Cyrus Mistry, who was unceremoniously removed as the chairman of Tata Sons alleging non-performance, in an affidavit to the Supreme Court on Friday said the Tata Group had an adjusted net loss of Rs 13,000 crore in 2019 — the worst losses in three decades.
In his reply to the Tatas’ petition challenging his reinstatement by the NCLAT last December, Mistry also demands that group chairman emeritus Ratan Tata should reimburse all the expenses to Tata Sons since his departure in December 2012 in keeping with best global governance standards.
Early January, the Tatas challenged the December 18, 2019, order of the National Company Law Appellate Tribunal (NCLAT) in the Supreme Court, which had stayed the order. Then the apex court on May 29 began hearing on the case and asked all parties concerned to submit their replies within four weeks.
The Mistry family firms filed replies in response to Tatas’ affidavits on Friday. Mistry was unceremoniously removed as the chairman of Tata Sons on October 24, 2016, in a boardroom coup offering no reason. But later in select press statements the group had claimed that Mistry was removed primarily for his non-performance and claimed that Tata Sons was in loss under his watch.
But, according to Mistry, the loss numbers were arrived at by excluding the huge dividend that the group cash-cow TCS was paying, which was averaging at over 85 per cent annually.
“The Tatas had sought to exclude the dividends from TCS to arrive at operating profit in a bid to discredit my performance. Applying the same yardstick, the adjusted profit after tax (excluding profit from TCS) stood at a negative Rs 13,000 crore in 2019 for the Tata Group, which is the worst loss in three decades,” Mistry says in his replies to the Supreme Court.
He also says Tata Sons had a 282 per cent increase in operating losses in 2019 at Rs 2,100 crore, up from around Rs 550 crore in 2016 and blames it for “the abysmal performance in recent years to legacy issues”.
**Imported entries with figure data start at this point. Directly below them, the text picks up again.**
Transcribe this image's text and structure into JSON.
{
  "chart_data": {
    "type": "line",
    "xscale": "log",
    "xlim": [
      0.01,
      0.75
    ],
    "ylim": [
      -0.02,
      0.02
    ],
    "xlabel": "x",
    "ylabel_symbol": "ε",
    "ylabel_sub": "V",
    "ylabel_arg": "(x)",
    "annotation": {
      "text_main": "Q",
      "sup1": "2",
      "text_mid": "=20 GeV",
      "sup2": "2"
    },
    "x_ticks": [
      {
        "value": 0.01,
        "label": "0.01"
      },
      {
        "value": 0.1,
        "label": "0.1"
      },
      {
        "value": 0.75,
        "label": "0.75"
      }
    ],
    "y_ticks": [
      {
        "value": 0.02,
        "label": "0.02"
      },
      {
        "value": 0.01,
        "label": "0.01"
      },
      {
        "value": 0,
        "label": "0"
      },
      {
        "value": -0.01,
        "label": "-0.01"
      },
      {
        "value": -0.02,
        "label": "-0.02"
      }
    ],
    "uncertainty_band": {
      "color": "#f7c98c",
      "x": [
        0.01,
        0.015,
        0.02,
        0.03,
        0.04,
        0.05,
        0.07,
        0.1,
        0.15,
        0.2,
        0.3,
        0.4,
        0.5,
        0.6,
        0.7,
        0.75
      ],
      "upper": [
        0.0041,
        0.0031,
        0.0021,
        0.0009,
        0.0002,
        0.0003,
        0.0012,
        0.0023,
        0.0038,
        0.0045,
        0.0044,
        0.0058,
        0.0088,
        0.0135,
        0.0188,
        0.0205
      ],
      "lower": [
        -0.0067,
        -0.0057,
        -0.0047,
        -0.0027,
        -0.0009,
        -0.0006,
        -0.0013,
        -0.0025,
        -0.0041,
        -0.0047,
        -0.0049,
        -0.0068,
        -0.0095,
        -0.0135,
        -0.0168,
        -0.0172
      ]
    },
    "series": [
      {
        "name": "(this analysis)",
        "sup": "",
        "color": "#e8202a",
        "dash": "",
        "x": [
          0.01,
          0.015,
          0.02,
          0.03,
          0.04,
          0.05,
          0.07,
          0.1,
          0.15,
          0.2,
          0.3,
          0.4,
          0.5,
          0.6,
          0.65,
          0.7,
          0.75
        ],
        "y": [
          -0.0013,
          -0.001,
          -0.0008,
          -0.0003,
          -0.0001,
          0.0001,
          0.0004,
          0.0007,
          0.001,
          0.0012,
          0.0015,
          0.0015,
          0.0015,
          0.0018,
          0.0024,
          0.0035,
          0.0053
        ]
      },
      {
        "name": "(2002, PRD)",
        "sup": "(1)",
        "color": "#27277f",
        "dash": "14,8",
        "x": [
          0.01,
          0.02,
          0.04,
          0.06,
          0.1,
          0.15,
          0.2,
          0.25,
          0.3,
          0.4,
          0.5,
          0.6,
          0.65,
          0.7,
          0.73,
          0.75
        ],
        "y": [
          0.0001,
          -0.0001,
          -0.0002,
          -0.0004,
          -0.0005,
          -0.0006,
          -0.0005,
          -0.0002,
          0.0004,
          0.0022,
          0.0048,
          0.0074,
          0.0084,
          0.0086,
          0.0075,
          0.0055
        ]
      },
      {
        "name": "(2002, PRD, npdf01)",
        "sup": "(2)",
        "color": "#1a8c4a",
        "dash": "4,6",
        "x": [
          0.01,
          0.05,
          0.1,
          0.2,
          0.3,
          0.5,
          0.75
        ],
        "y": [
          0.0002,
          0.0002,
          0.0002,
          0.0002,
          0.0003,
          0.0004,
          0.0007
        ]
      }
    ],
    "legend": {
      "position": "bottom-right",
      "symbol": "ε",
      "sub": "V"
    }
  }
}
Mistry also questions the belated claim by the Tatas that his inexplicable removal was due to lack of performance, pointing to the unequivocal endorsement of his performance by the nomination & remuneration committee which was duly approved by the board just weeks before his dramatic removal.
Emphasising that his removal had nothing to do with his performance, Mistry’s reply highlights that the Tata Group had annually outperformed the Sensex by 5 percent in terms of market capitalisation when he was the chairman.
Mistry also says the group companies had logged in 34.6 per cent growth in annual net income in the first three years of his tenure and a 100 per cent rise in the patent filings, all leading to a USD 5 billion gain in brand value.
The plea also seeks full disclosure of the expenses of Ratan Tata’s office as these are related party transactions.
“It was hoped that in keeping with the global best practices in corporate governance, Tata would reimburse his expenses over the past five years as was done by Jack Welch, the chairman emeritus of GE, reimbursed all his expenses to the company.” Post-Mistry, the Tata Group’s debt rose by Rs 80,740 crore in just two years compared to Rs 69,877 crore in the previous four years when he was the chairman.
The conversion of Tata Sons into a private limited company would also cause the cost of debt to increase, he says, adding the standalone borrowing cost of Tata Sons jumped 92 per cent to Rs 2,776 crore in 2019 from Rs 1,453 crore in 2016.
Similarly, employee expenses in the first three years of his chairmanship rose only by Rs 96 crore, which under the new management jumped by Rs 210 crore over a similar timeframe.
He also notes that the company has seen huge value erosion of the investments when Tata was the chairman. In the past three years, Tata Sons invested about Rs 67,000 crore in portfolio companies but these investments have lost Rs 40,000 crore of the invested value.
Though most of it was due to telecom ventures, the value of the listed non-telecom investments lost 23 per cent to Rs 16,243 crore, while during the same period the Sensex rallied 27 per cent, underperforming the index by 50 per cent.
Mistry also says when Tata was the chairman, the group had no proper investment strategy and that no strategy document ever presented to the board during his tenure.
“All that one saw was mere a set of ill-conceived global acquisition and bad decisions on choice telecom technology platforms, and other business decisions all led to the largest value destruction in Indian corporate history.
“These prejudicial actions led to the dividend yield from Tata Sons falling from around 0.26 per cent in 2005, the first year of the listing of TCS, to a paltry 0.06 per cent in 2019, when dividend yield of Sensex companies was around 1.4 per cent,” he says.
Seeking to hold the trustees of the dozen-odd Tata Trusts responsible for the mess at the group now, Mistry says he has evidence to prove that some trustees were involved in all major decisions and the same led to other shareholders getting negatively impacted. “Its time the trustees are held accountable.”